Who where they? Rene Descartes is famous for spreading the use of the Cartesian plane, and also liked to dabble in philosophy in addition to mathematics. He bagan to wonder (probably during his midlife crisis); "How do we know anything?" All our knowledge seems to be based on previous knowledge. Because you couldn't, like, figure out the Pythagorean theorem without first knowing what a right triangle is and so on. So he did a thought experiment where he cleared his table of knowledge. He pretended that he knew absolutely nothing. And then he tried to find the fundamental facts of existence by putting things back onto his table of knowledge. He tried and failed with many pieces of information, but the only thing he could get back onto the able was:
"I think, therefore I am."
Meaning that you are experiencing things, and therefore you must be real. Everything else's existence is questionable at best.

Hume, on the other hand, liked to believe that all our experience was built on sensory inputs, and that everything is merely a string of sensory inputs and nothing is really real. Like we're in the Matrix or something.
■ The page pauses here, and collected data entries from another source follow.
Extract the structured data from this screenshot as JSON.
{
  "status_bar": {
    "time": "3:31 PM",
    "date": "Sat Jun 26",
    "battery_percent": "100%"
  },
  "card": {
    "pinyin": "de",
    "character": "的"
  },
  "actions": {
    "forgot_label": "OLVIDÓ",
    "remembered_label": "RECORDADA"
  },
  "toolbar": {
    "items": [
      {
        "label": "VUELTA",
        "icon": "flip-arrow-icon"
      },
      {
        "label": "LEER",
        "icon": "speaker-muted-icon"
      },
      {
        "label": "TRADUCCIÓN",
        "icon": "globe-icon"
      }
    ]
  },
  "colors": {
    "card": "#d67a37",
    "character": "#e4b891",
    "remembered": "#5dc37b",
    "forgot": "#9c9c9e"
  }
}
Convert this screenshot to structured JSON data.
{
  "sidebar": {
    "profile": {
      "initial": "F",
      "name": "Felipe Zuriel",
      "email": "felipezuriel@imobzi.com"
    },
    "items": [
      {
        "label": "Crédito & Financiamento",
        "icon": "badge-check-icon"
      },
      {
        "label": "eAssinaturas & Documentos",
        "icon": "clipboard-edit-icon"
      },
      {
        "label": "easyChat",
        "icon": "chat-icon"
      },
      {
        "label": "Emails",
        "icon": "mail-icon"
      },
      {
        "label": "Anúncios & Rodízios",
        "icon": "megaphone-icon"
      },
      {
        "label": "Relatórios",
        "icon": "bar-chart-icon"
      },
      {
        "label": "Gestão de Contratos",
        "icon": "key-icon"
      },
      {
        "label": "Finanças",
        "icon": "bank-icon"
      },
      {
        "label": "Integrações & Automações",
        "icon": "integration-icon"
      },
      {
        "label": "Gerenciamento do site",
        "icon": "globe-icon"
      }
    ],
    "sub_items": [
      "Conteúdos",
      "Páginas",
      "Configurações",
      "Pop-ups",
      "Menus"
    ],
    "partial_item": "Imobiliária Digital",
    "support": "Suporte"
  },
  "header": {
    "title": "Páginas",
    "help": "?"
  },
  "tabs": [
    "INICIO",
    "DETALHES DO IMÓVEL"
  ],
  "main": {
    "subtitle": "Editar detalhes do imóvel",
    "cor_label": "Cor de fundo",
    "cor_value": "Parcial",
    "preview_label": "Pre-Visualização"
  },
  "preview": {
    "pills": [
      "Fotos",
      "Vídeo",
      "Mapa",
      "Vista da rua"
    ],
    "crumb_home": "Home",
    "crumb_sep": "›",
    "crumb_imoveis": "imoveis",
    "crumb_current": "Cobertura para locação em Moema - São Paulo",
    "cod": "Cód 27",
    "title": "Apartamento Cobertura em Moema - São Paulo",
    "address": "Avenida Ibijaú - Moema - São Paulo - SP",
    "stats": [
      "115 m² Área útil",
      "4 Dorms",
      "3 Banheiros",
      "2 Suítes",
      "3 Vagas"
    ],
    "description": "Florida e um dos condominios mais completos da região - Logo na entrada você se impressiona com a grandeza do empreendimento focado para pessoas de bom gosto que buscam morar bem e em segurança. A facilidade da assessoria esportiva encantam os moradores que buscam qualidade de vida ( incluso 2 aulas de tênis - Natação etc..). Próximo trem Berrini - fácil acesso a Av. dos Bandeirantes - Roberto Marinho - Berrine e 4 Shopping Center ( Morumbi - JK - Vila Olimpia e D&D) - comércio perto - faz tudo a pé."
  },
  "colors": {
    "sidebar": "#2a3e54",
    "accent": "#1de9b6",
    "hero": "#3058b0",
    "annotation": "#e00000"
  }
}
So Hume's argument was that nothing was real, not even yourself. But Descartes is all like; "Yeah, nothings real, but I am experiencing these things, so therefore I must be real." And Hume's all like; "Nope! Sorry, you don't exist either, at least not on this plane of reality."

And this is funny because while they arrived at similar conclusions, their own conclusions were fundamentally opposed to each other by design. And thinking about two long-dead European philosophers bickering on whether or not they really exist while the rest of us are just like; "I just want the next Downton Abbey episode to air. I really don't care about epistemological quandaries pertaining to the existence of consciousness."